Bir önceki yazımda bir beyin ve sinir cerrahı ağabeyimden bahsettim.
Konunun akışı itibarı ile yanlış anlaşılmış olabilir.
O insan tam bir beyefendiydi.
Her şeyden önce Türkiye'ye ilk kapalı (endoskopik) bel fıtığı ameliyatını o getirdi.
Bunca anlı, şanlı üniversiteler, profesörler falan varken o teknolojiyi cebinden para ödeyerek ilk o getirdi.
Mükemmel bel fıtığı ameliyatı yapardı.
Ama o kadar.
Boyun fıtığı, beyin tümörü, çocuk nöroşirurjisi, omurga stabilizasyon cerrahisi falan. Elini sürmezdi.
Ama çok meşhurdu. Özellikle İstanbul sosyetesi nazarında çok meşhurdu.
Bu sosyete ve onların kuyruğuna takılan halk her beyin ve omurilik hastalığının tedavisi için bu ağabeyimize müracaat ederdi.
Başlangıçta bu hastaları başka merkezlere yönlendirmiş olabilir. İşin o kısmını bilmiyorum.
Ama benim bildiğim. Hiç ilgilenmediği ve hatta hiç bulaşmak istemediği hastalıkların tedavisini bu konuda yetenekli cerrahlar bulup onlara yaptırmaya başlamasıdır.

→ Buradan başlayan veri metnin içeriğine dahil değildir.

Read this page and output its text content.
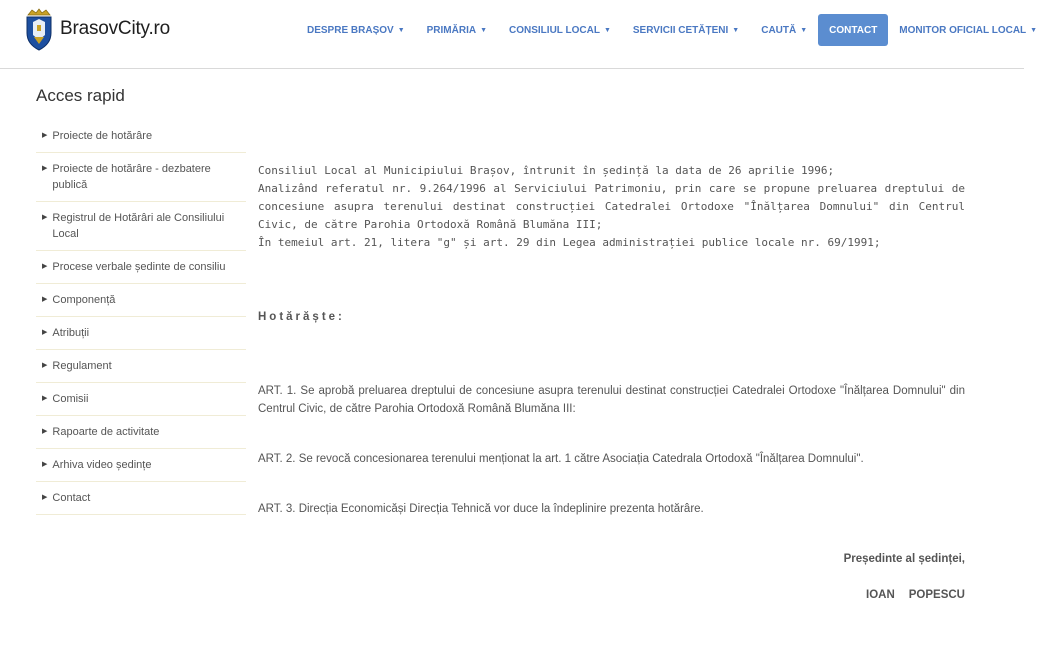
BrasovCity.ro	DESPRE BRAȘOV ▼ PRIMĂRIA ▼ CONSILIUL LOCAL ▼ SERVICII CETĂȚENI ▼ CAUTĂ ▼ CONTACT MONITOR OFICIAL LOCAL ▼
Acces rapid
▶ Proiecte de hotărâre
▶ Proiecte de hotărâre - dezbatere publică
▶ Registrul de Hotărâri ale Consiliului Local
▶ Procese verbale ședinte de consiliu
▶ Componență
▶ Atribuții
▶ Regulament
▶ Comisii
▶ Rapoarte de activitate
▶ Arhiva video ședințe
▶ Contact

Consiliul Local al Municipiului Brașov, întrunit în ședință la data de 26 aprilie 1996;

Analizând referatul nr. 9.264/1996 al Serviciului Patrimoniu, prin care se propune preluarea dreptului de concesiune asupra terenului destinat construcției Catedralei Ortodoxe "Înălțarea Domnului" din Centrul Civic, de către Parohia Ortodoxă Română Blumăna III;

În temeiul art. 21, litera "g" și art. 29 din Legea administrației publice locale nr. 69/1991;

Hotărăște:

ART. 1. Se aprobă preluarea dreptului de concesiune asupra terenului destinat construcției Catedralei Ortodoxe "Înălțarea Domnului" din Centrul Civic, de către Parohia Ortodoxă Română Blumăna III:

ART. 2. Se revocă concesionarea terenului menționat la art. 1 către Asociația Catedrala Ortodoxă "Înălțarea Domnului".

ART. 3. Direcția Economicăși Direcția Tehnică vor duce la îndeplinire prezenta hotărâre.

Președinte al ședinței,

IOAN POPESCU
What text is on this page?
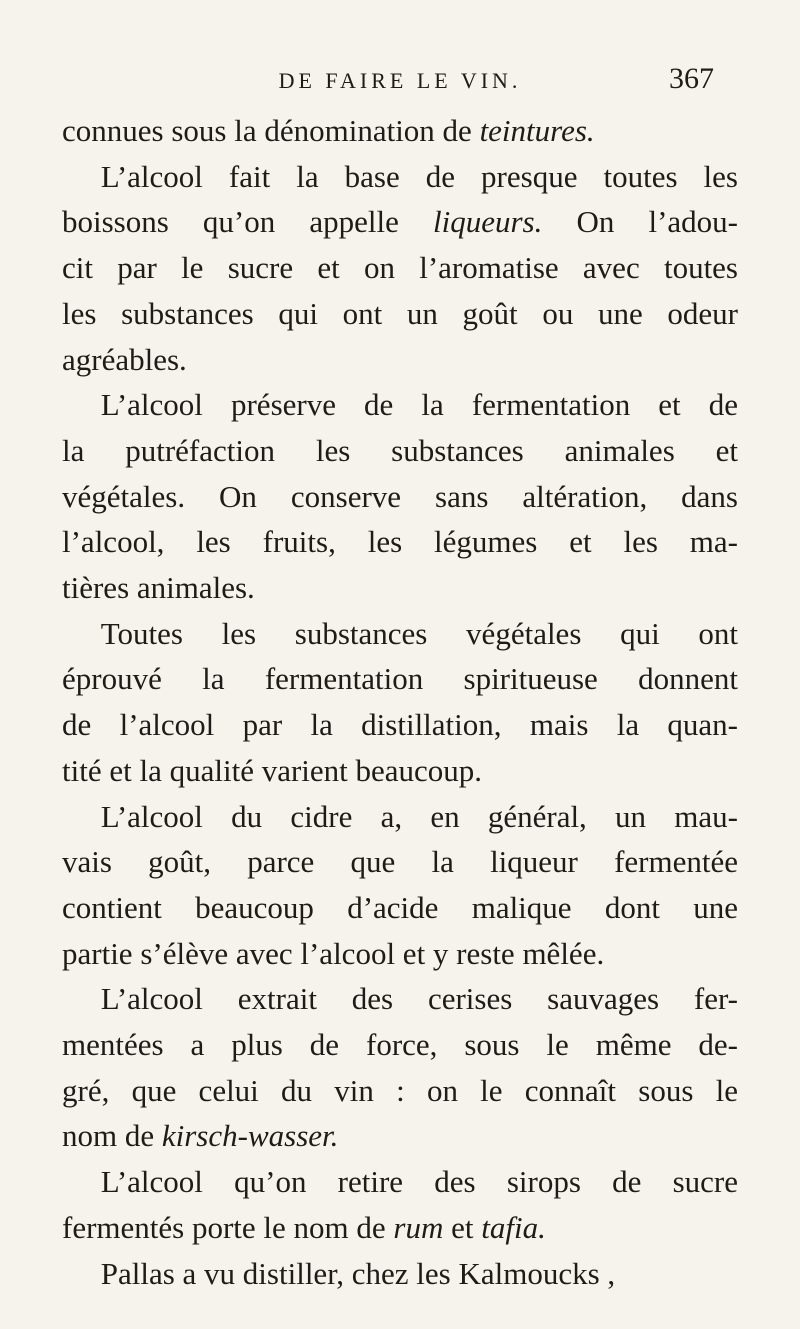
DE FAIRE LE VIN.	367

connues sous la dénomination de teintures.

L’alcool fait la base de presque toutes les

boissons qu’on appelle liqueurs. On l’adou-

cit par le sucre et on l’aromatise avec toutes

les substances qui ont un goût ou une odeur

agréables.

L’alcool préserve de la fermentation et de

la putréfaction les substances animales et

végétales. On conserve sans altération, dans

l’alcool, les fruits, les légumes et les ma-

tières animales.

Toutes les substances végétales qui ont

éprouvé la fermentation spiritueuse donnent

de l’alcool par la distillation, mais la quan-

tité et la qualité varient beaucoup.

L’alcool du cidre a, en général, un mau-

vais goût, parce que la liqueur fermentée

contient beaucoup d’acide malique dont une

partie s’élève avec l’alcool et y reste mêlée.

L’alcool extrait des cerises sauvages fer-

mentées a plus de force, sous le même de-

gré, que celui du vin : on le connaît sous le

nom de kirsch-wasser.

L’alcool qu’on retire des sirops de sucre

fermentés porte le nom de rum et tafia.

Pallas a vu distiller, chez les Kalmoucks ,
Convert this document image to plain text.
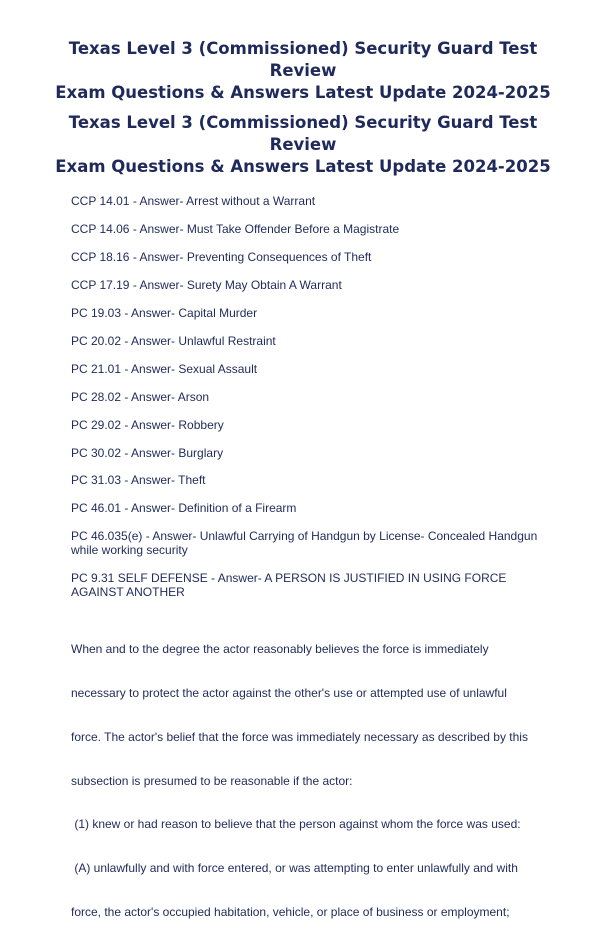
Texas Level 3 (Commissioned) Security Guard Test Review
Exam Questions & Answers Latest Update 2024-2025
Texas Level 3 (Commissioned) Security Guard Test Review
Exam Questions & Answers Latest Update 2024-2025

CCP 14.01 - Answer- Arrest without a Warrant

CCP 14.06 - Answer- Must Take Offender Before a Magistrate

CCP 18.16 - Answer- Preventing Consequences of Theft

CCP 17.19 - Answer- Surety May Obtain A Warrant

PC 19.03 - Answer- Capital Murder

PC 20.02 - Answer- Unlawful Restraint

PC 21.01 - Answer- Sexual Assault

PC 28.02 - Answer- Arson

PC 29.02 - Answer- Robbery

PC 30.02 - Answer- Burglary

PC 31.03 - Answer- Theft

PC 46.01 - Answer- Definition of a Firearm

PC 46.035(e) - Answer- Unlawful Carrying of Handgun by License- Concealed Handgun
while working security

PC 9.31 SELF DEFENSE - Answer- A PERSON IS JUSTIFIED IN USING FORCE
AGAINST ANOTHER

When and to the degree the actor reasonably believes the force is immediately

necessary to protect the actor against the other's use or attempted use of unlawful

force. The actor's belief that the force was immediately necessary as described by this

subsection is presumed to be reasonable if the actor:

(1) knew or had reason to believe that the person against whom the force was used:

(A) unlawfully and with force entered, or was attempting to enter unlawfully and with

force, the actor's occupied habitation, vehicle, or place of business or employment;
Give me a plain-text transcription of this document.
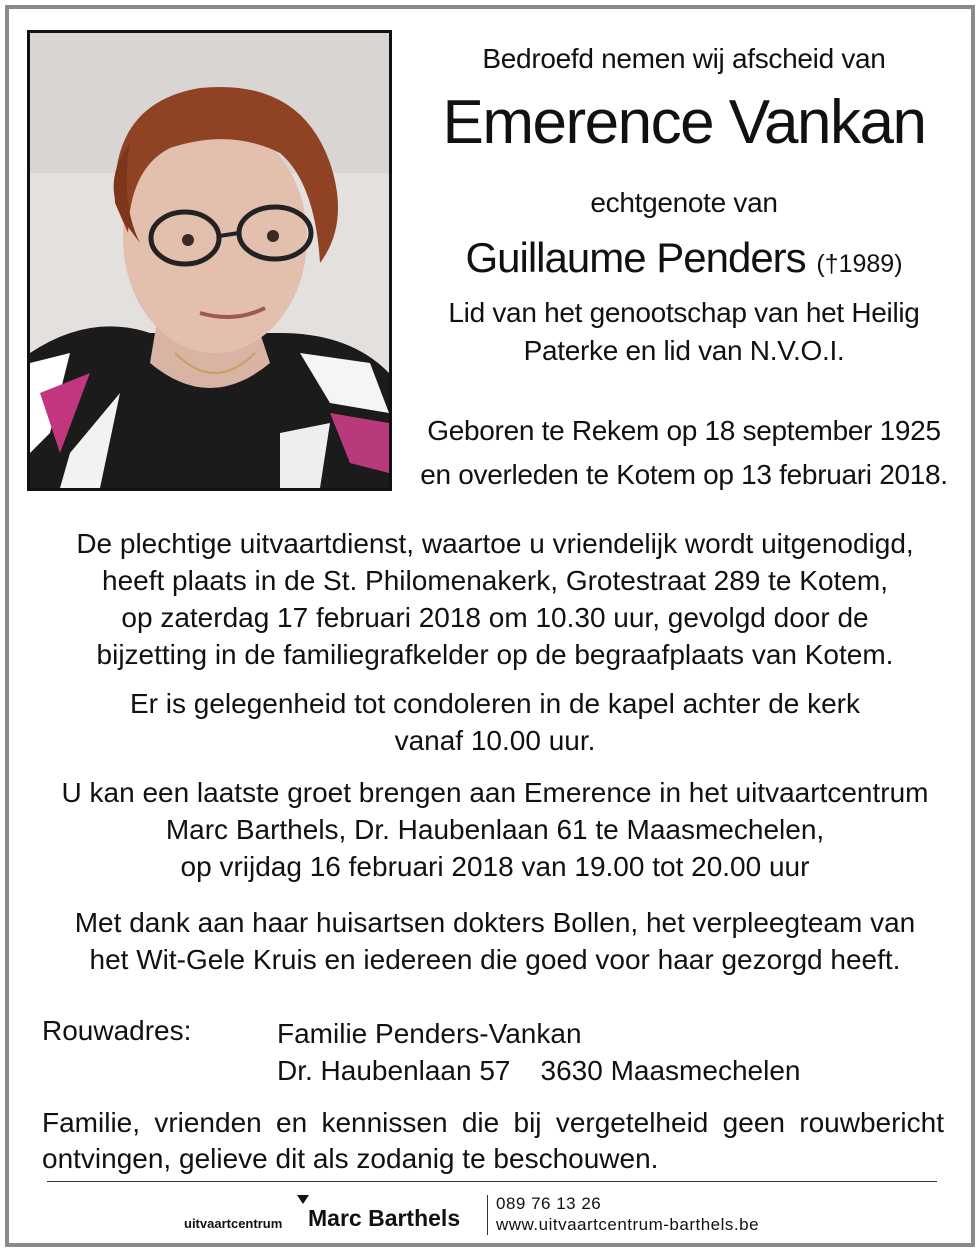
Bedroefd nemen wij afscheid van
Emerence Vankan
echtgenote van
Guillaume Penders (†1989)
Lid van het genootschap van het Heilig
Paterke en lid van N.V.O.I.
Geboren te Rekem op 18 september 1925
en overleden te Kotem op 13 februari 2018.
De plechtige uitvaartdienst, waartoe u vriendelijk wordt uitgenodigd,
heeft plaats in de St. Philomenakerk, Grotestraat 289 te Kotem,
op zaterdag 17 februari 2018 om 10.30 uur, gevolgd door de
bijzetting in de familiegrafkelder op de begraafplaats van Kotem.
Er is gelegenheid tot condoleren in de kapel achter de kerk
vanaf 10.00 uur.
U kan een laatste groet brengen aan Emerence in het uitvaartcentrum
Marc Barthels, Dr. Haubenlaan 61 te Maasmechelen,
op vrijdag 16 februari 2018 van 19.00 tot 20.00 uur
Met dank aan haar huisartsen dokters Bollen, het verpleegteam van
het Wit-Gele Kruis en iedereen die goed voor haar gezorgd heeft.
Rouwadres:	Familie Penders-Vankan
Dr. Haubenlaan 57 3630 Maasmechelen
Familie, vrienden en kennissen die bij vergetelheid geen rouwbericht ontvingen, gelieve dit als zodanig te beschouwen.
uitvaartcentrum Marc Barthels
089 76 13 26
www.uitvaartcentrum-barthels.be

Bu konuda da oldukça başarılıdır. Bu gün İstanbul'da Nişantaşı, Fulya taraflarında oldukça başarılı ve marka haline gelmiş iki beyin cerrahı onun tezgahından geçmiştir.
Tam bir İstanbul beyefendisidir.
Bir parmağı ile dakikalar içinde bel fıtığı ameliyatı yapar.
Tecrübesi olmayan işlere bulaşmaz. Mesela asla boyun fıtığı ameliyatı yapmaz. Yaptırtır.
Asla beyin tümörü ameliyatı yapmaz. Yaptırtır.
Asla omurga ameliyatı yapmaz. Yaptırtır.
Hastadan alır parayı. Cüzi bir miktarını ameliyatı yapacak cerraha verir. İşte bu kadar.
Ve bu sistemi muhtemelen o kurmuş olabilir ama günümüzde İstanbul gerçeği budur.
Sen parayı bastırırsın. Cerrahın oldukça meşhurdur. Ama ameliyatını onun yapıp yapmadığını bilemezsin.
Bu konuda Beyefendiler hastalarını kendilerinden bile yetenekli genç cerrahlara teslim ederler.
Zaten Beyefendilik bunu gerektirir.
İşte bahis konusu ağabey böyle bir insandı. Beyefendiydi.